The case becomes more and more intriguing, as surveillance picks up a possible extra-marital relationship on the part of the husband. As well they discover a shallow grave with blood stained clothing and the neighbours describing a terrible argument between the couple. However, something just doesn’t smell right for Grace as they identify the woman having an affair with Eden’s husband is her boss. There’s also the matter of an easily discovered knife, seemingly left in haste. Is this one of those infamous small mistakes that catch a killer or is someone trying to set Niall up? The characters in this triangle are hard to like. Niall is mercenary, abusive and seemingly finds women with money who can support him. Eden’s boss is cold and unfeeling at best, but appears increasingly manipulative and suspicious. We don’t know Eden well, until a staggering twist part way through gives us more background on her character. Luckily we don’t need them to be likeable to be fascinated and compelled by Eden’s disappearance. It felt like being caught in a spider’s web, but not knowing who is the spider.

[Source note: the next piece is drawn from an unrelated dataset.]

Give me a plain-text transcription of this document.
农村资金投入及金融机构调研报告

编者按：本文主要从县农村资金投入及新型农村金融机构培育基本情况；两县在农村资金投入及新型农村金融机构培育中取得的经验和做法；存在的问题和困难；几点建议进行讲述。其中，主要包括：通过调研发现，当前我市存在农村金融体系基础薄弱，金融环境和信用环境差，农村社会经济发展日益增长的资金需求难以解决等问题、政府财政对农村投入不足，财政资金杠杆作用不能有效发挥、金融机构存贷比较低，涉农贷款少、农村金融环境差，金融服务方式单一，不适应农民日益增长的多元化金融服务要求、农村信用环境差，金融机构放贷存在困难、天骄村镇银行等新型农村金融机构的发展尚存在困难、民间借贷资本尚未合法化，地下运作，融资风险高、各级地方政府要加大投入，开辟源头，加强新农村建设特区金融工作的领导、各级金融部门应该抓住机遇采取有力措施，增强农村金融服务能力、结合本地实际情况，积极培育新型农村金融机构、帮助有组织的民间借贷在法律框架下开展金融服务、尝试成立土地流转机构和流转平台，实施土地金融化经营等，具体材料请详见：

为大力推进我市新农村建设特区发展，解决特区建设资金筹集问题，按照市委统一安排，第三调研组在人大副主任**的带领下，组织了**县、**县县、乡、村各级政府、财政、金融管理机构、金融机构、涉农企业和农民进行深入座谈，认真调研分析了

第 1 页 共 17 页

As always, it’s Grace who is the beating heart of this novel and it’s conscience. If the difficulties he’s facing just coping with his grief aren’t enough, there’s the constant tension surrounding his relationship with the Chief Constable. There are the petty everyday differences they have over the investigation (the CC would have scaled it back) and resources (taking away his surveillance team at a critical point in the investigation). Then, underlying it all, what if Grace has taken the word of a criminal to unmask the CC’s corruption, to find he’s been lied to? Every day that goes by with no news, Grace can see his career disappearing. Once he uncovers some vital paperwork that throws a new light on the Paternoster case, Grace is all business. The build up of tension towards the end of the novel is almost unbearable. The author puts his hero in terrible danger, as on a stormy night in a remote place the whole mystery is uncovered and the real mastermind is revealed. By this point I noticed I was holding my breath! It takes a great writer to make the reader feel real emotions alongside a character. Whether it’s the professional or the personal, I find myself willing him on and hoping that, not only does he solve the case, but that he gets home to Noah and Cleo safe and sound. I felt this, so deeply in this novel, especially as Grace himself ponders how he would cope if he lost anyone else important to him. I raced to the end of the novel, not just to see the case solved, but to see him safely home. Roy Grace is one of those rare characters who has burrowed his way into my heart. I look forward to whatever comes next for him.
Published 13th May 2021.
Meet The Author
Known for his fast-paced and gripping stories that thrust regular people into extraordinary situations, Peter James has proven himself to be one of the world’s most successful writers, delivering number one bestsellers time and time again. His Superintendent Roy Grace books have been translated into 37 languages with worldwide sales of over 21 million copies and 17 number one Sunday Times Bestsellers. His latest Roy Grace novel, Find Them Dead spent seven weeks at number one in 2020. The first two novels in the Roy Grace series, Dead Simple and Looking Good Dead, have been adapted for television by Endeavour’s Russell Lewis and the first episode aired on 14th March 2021.